The rank parameter controls the size of the low-rank decomposition. Common values are 4, 8, 16, 32, or 64. Lower ranks use less memory but have less expressiveness. Valid range: 1-256.
get_weight_tensor
my $tensor_a = $lora->get_weight_tensor($name, 'a');
my $tensor_b = $lora->get_weight_tensor($name, 'b');
Returns the LoRA weight tensor as a Lugh::Autograd::Tensor object. Only available on trainable adapters (created with create()).

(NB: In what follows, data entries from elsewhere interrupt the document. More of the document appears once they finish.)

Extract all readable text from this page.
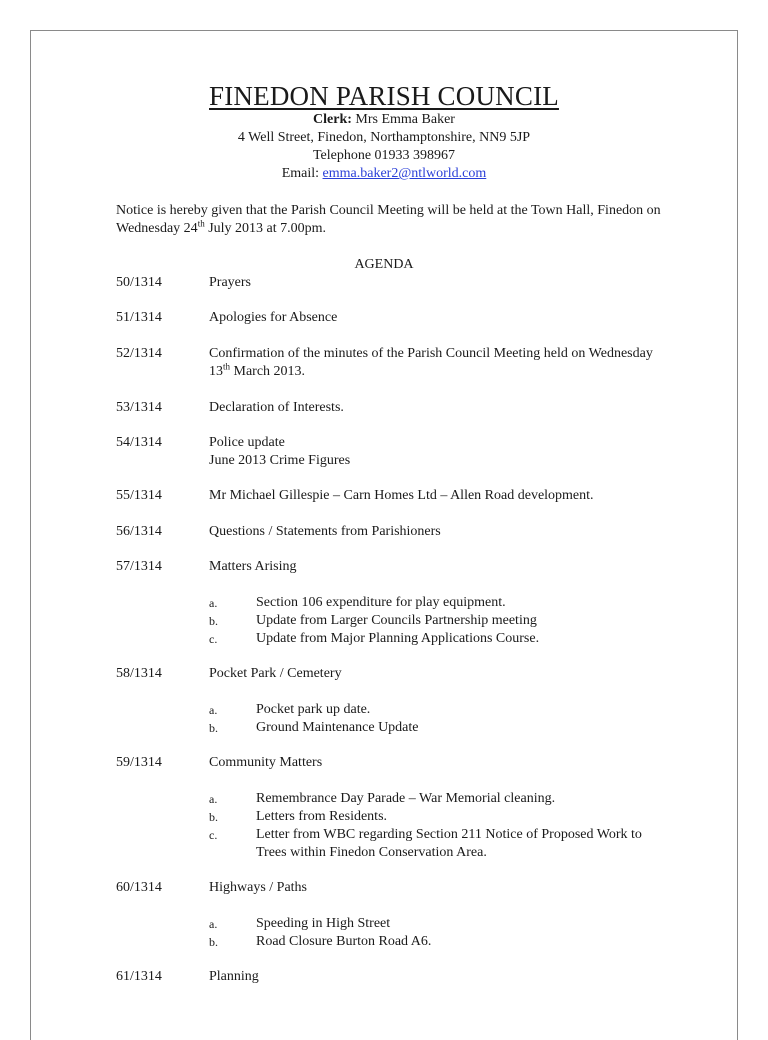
FINEDON PARISH COUNCIL
Clerk: Mrs Emma Baker
4 Well Street, Finedon, Northamptonshire, NN9 5JP
Telephone 01933 398967
Email: emma.baker2@ntlworld.com
Notice is hereby given that the Parish Council Meeting will be held at the Town Hall, Finedon on Wednesday 24th July 2013 at 7.00pm.
AGENDA
50/1314	Prayers
51/1314	Apologies for Absence
52/1314	Confirmation of the minutes of the Parish Council Meeting held on Wednesday 13th March 2013.
53/1314	Declaration of Interests.
54/1314	Police update
June 2013 Crime Figures
55/1314	Mr Michael Gillespie – Carn Homes Ltd – Allen Road development.
56/1314	Questions / Statements from Parishioners
57/1314	Matters Arising
a.	Section 106 expenditure for play equipment.
b.	Update from Larger Councils Partnership meeting
c.	Update from Major Planning Applications Course.
58/1314	Pocket Park / Cemetery
a.	Pocket park up date.
b.	Ground Maintenance Update
59/1314	Community Matters
a.	Remembrance Day Parade – War Memorial cleaning.
b.	Letters from Residents.
c.	Letter from WBC regarding Section 211 Notice of Proposed Work to Trees within Finedon Conservation Area.
60/1314	Highways / Paths
a.	Speeding in High Street
b.	Road Closure Burton Road A6.
61/1314	Planning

The $name parameter is the base weight name (e.g., "blk.0.attn_q.weight"). The second parameter specifies which matrix: 'a' for the down-projection or 'b' for the up-projection.

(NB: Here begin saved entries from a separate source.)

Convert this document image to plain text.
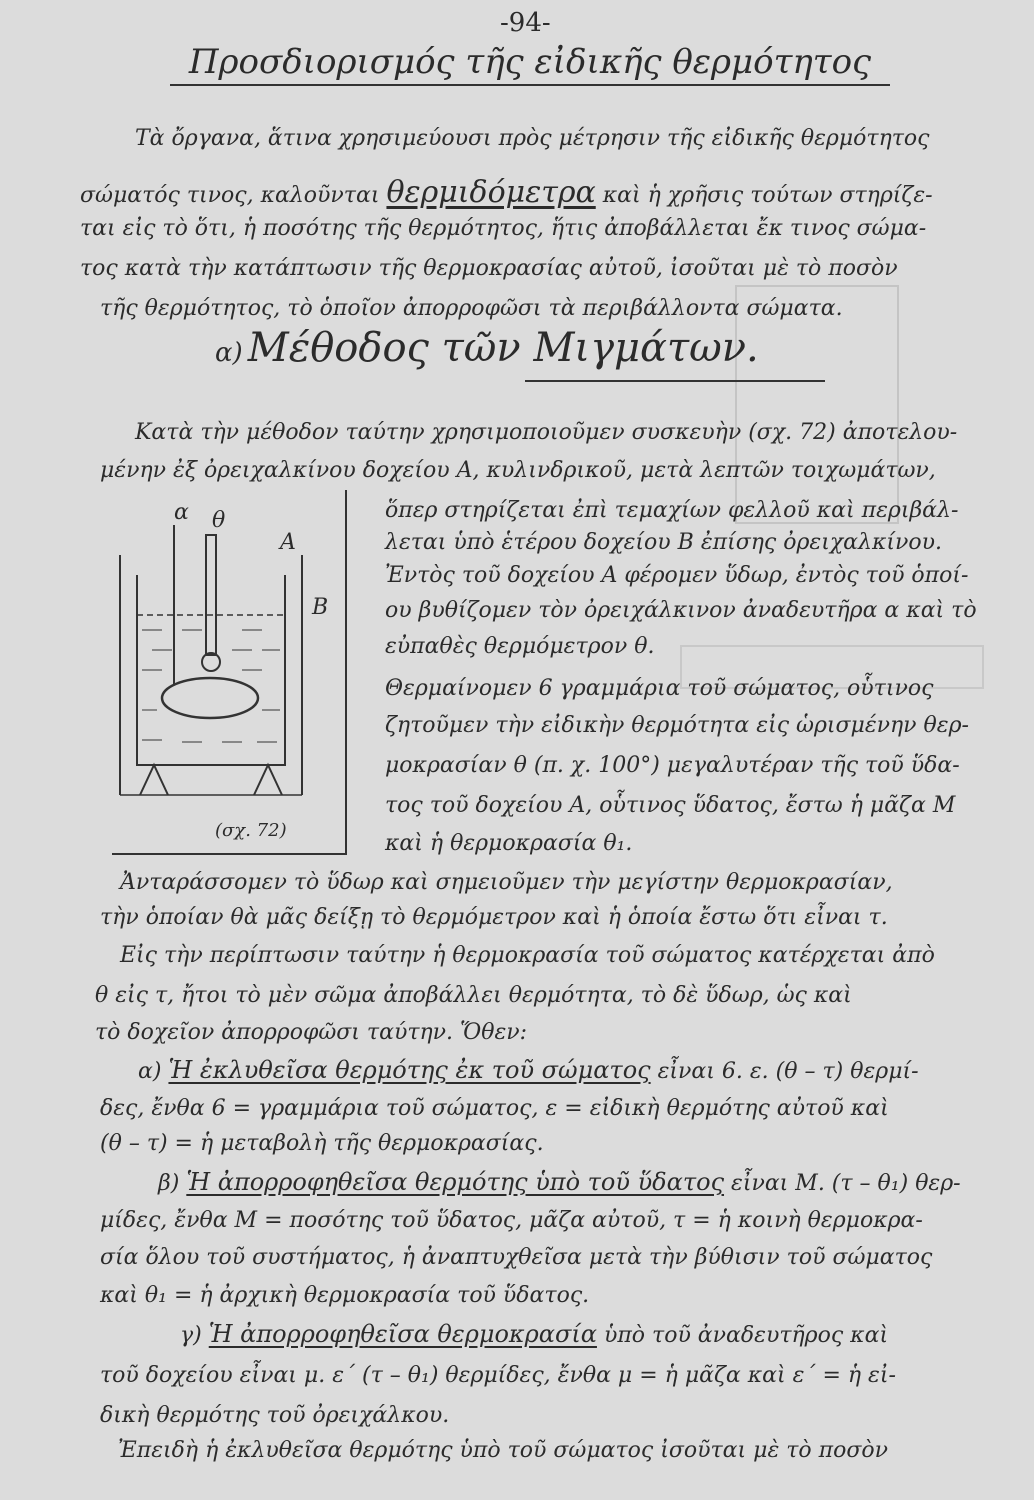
-94-
Προσδιορισμός τῆς εἰδικῆς θερμότητος
Τὰ ὄργανα, ἅτινα χρησιμεύουσι πρὸς μέτρησιν τῆς εἰδικῆς θερμότητος
σώματός τινος, καλοῦνται θερμιδόμετρα καὶ ἡ χρῆσις τούτων στηρίζε-
ται εἰς τὸ ὅτι, ἡ ποσότης τῆς θερμότητος, ἥτις ἀποβάλλεται ἔκ τινος σώμα-
τος κατὰ τὴν κατάπτωσιν τῆς θερμοκρασίας αὐτοῦ, ἰσοῦται μὲ τὸ ποσὸν
τῆς θερμότητος, τὸ ὁποῖον ἀπορροφῶσι τὰ περιβάλλοντα σώματα.
α) Μέθοδος τῶν Μιγμάτων.
Κατὰ τὴν μέθοδον ταύτην χρησιμοποιοῦμεν συσκευὴν (σχ. 72) ἀποτελου-
μένην ἐξ ὀρειχαλκίνου δοχείου Α, κυλινδρικοῦ, μετὰ λεπτῶν τοιχωμάτων,
ὅπερ στηρίζεται ἐπὶ τεμαχίων φελλοῦ καὶ περιβάλ-
λεται ὑπὸ ἑτέρου δοχείου Β ἐπίσης ὀρειχαλκίνου.
Ἐντὸς τοῦ δοχείου Α φέρομεν ὕδωρ, ἐντὸς τοῦ ὁποί-
ου βυθίζομεν τὸν ὀρειχάλκινον ἀναδευτῆρα α καὶ τὸ
εὐπαθὲς θερμόμετρον θ.
Θερμαίνομεν 6 γραμμάρια τοῦ σώματος, οὗτινος
ζητοῦμεν τὴν εἰδικὴν θερμότητα εἰς ὡρισμένην θερ-
μοκρασίαν θ (π. χ. 100°) μεγαλυτέραν τῆς τοῦ ὕδα-
τος τοῦ δοχείου Α, οὗτινος ὕδατος, ἔστω ἡ μᾶζα Μ
καὶ ἡ θερμοκρασία θ₁.
α θ
Α
Β
(σχ. 72)
Ἀνταράσσομεν τὸ ὕδωρ καὶ σημειοῦμεν τὴν μεγίστην θερμοκρασίαν,
τὴν ὁποίαν θὰ μᾶς δείξῃ τὸ θερμόμετρον καὶ ἡ ὁποία ἔστω ὅτι εἶναι τ.
Εἰς τὴν περίπτωσιν ταύτην ἡ θερμοκρασία τοῦ σώματος κατέρχεται ἀπὸ
θ εἰς τ, ἤτοι τὸ μὲν σῶμα ἀποβάλλει θερμότητα, τὸ δὲ ὕδωρ, ὡς καὶ
τὸ δοχεῖον ἀπορροφῶσι ταύτην. Ὅθεν:
α) Ἡ ἐκλυθεῖσα θερμότης ἐκ τοῦ σώματος εἶναι 6. ε. (θ – τ) θερμί-
δες, ἔνθα 6 = γραμμάρια τοῦ σώματος, ε = εἰδικὴ θερμότης αὐτοῦ καὶ
(θ – τ) = ἡ μεταβολὴ τῆς θερμοκρασίας.
β) Ἡ ἀπορροφηθεῖσα θερμότης ὑπὸ τοῦ ὕδατος εἶναι Μ. (τ – θ₁) θερ-
μίδες, ἔνθα Μ = ποσότης τοῦ ὕδατος, μᾶζα αὐτοῦ, τ = ἡ κοινὴ θερμοκρα-
σία ὅλου τοῦ συστήματος, ἡ ἀναπτυχθεῖσα μετὰ τὴν βύθισιν τοῦ σώματος
καὶ θ₁ = ἡ ἀρχικὴ θερμοκρασία τοῦ ὕδατος.
γ) Ἡ ἀπορροφηθεῖσα θερμοκρασία ὑπὸ τοῦ ἀναδευτῆρος καὶ
τοῦ δοχείου εἶναι μ. ε΄ (τ – θ₁) θερμίδες, ἔνθα μ = ἡ μᾶζα καὶ ε΄ = ἡ εἰ-
δικὴ θερμότης τοῦ ὀρειχάλκου.
Ἐπειδὴ ἡ ἐκλυθεῖσα θερμότης ὑπὸ τοῦ σώματος ἰσοῦται μὲ τὸ ποσὸν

The returned tensor has requires_grad enabled and gradient storage allocated for use with backpropagation.
save
$lora->save('my-adapter.gguf');
Saves the LoRA adapter to a GGUF file. The path must end with .gguf.
The saved file includes:
Metadata: general.type, adapter.type, adapter.lora.alpha
Architecture information (if available)
All LoRA tensor pairs (*.lora_a, *.lora_b)
The saved adapter can be loaded with new() for inference.
USING LORA WITH INFERENCE
LoRA adapters integrate with all forward methods:
Basic Forward
my @logits = $inference->forward(
tokens => \@tokens,
lora => $lora,
);
With KV Cache
my $cache = $inference->create_kv_cache();
my @logits = $inference->forward_cache(
cache => $cache,
tokens => \@tokens,
lora => $lora,
);
With Memory Pool
my $pool = $inference->create_memory_pool();
my @logits = $inference->forward_pool(
pool => $pool,
tokens => \@tokens,
lora => $lora,
);
Batch Processing
my $results = $inference->forward_batch(
sequences => [\@seq1, \@seq2, \@seq3],
lora => $lora,
);
Adjusting LoRA Strength
Use the scale property to adjust LoRA influence:
$lora->scale(0.0); # Disable LoRA (base model only)
$lora->scale(0.5); # Half LoRA effect
$lora->scale(1.0); # Full LoRA effect (default)
$lora->scale(2.0); # Double LoRA effect
SEE ALSO
Lugh, Lugh::Inference, Lugh::KVCache, Lugh::Autograd::Tensor
AUTHOR
lnation <email@lnation.org>
LICENSE
This library is free software; you can redistribute it and/or modify it under the same terms as Perl itself.